La montée des eaux, la sécheresse et la destruction des cultures par l’eau de mer engendrent déjà des déplacements de population. Et le phénomène El Nino provoque le blanchiment du corail et la destruction des écosystèmes marins, ainsi que des cyclones plus forts et plus fréquents.
Les chefs d’Etats des petites îles du Pacifique estiment que le réchauffement climatique va amplifier ces catastrophes naturelles, et qu’une hausse de 2° de la température moyenne serait « désastreuse ».

Malgré la volonté de consensus affichée à la sortie du forum, les dissensions étaient perceptibles entre les petites îles menacées et les deux pays industrialisés d’Océanie.
« Aucun d’entre nous n’a l’intention de mettre en danger des industries importantes, comme l’agriculture en Nouvelle-Zélande, ou l’exploitation des ressources en Australie » a justifié en conférence de presse Tony Abbott, le premier ministre australien. « Nous devons être de bons éco-citoyens, mais nous devons aussi avoir des économies fortes, la prospérité et des emplois », a-t-il poursuivi.
Il a précisé que l’Australie prévoyait de réduire de 26 à 28% ses émissions de gaz à effet de serre, et la Nouvelle-Zélande de 30%, ce qui a été approuvé par le premier ministre kiwi, John Key. Ils ont souligné que cet effort était bien plus important que dans les autres pays industrialisés de la zone Asie-Pacifique.
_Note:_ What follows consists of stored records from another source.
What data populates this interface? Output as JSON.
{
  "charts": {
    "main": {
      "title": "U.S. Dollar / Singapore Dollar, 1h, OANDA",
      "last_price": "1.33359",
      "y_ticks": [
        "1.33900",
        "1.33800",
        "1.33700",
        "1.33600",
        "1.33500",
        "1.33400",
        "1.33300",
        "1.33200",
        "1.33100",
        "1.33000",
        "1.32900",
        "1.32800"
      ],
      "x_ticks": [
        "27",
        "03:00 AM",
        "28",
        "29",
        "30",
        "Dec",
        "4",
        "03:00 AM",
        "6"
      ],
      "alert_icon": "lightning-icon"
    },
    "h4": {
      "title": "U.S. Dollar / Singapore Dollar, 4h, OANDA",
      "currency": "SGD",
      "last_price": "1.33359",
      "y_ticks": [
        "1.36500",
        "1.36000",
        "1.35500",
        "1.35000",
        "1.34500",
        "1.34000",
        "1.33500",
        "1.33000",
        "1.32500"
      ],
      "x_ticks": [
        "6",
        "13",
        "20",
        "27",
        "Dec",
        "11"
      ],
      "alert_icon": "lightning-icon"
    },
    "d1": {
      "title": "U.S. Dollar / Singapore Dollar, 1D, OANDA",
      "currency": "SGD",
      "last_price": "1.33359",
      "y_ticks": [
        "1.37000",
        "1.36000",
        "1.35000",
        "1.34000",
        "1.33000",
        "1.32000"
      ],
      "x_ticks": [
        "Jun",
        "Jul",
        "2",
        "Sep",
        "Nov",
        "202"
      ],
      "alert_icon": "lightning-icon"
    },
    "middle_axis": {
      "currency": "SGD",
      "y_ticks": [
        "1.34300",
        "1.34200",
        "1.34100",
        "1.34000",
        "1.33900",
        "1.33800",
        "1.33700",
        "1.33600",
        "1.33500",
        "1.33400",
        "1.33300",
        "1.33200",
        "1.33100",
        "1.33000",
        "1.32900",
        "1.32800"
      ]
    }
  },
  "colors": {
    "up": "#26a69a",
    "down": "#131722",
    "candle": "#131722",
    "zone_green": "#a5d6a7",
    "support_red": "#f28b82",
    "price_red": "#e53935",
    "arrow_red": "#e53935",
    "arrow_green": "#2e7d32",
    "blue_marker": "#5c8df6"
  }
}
A ses côtés, le Président des Kiribati, Anote Tong, a toutefois regretté : « c’est de notre survie qu’il s’agit. Pas de problèmes économiques, mais avant tout de survie » avant de terminer sur une pirouette diplomatique : « ce qui est positif aujourd’hui, c’est que nous allons être capables de repartir d’ici avec une position sur laquelle nous ne sommes pas totalement en désaccord ».
Une opposition frontale des Etats insulaires face à la Nouvelle-Zélande et l’Australie est difficile, tant ces petites communautés dépendent des aides de ces deux pays, par exemple en matière de développement, ou de surveillance des pêches.

Le Forum des Îles du Pacifique s’achève toujours sur un consensus. Les petits Etats insulaires prévoient cependant de porter leurs propres ambitions pour la planète devant la COP21, à Paris en décembre.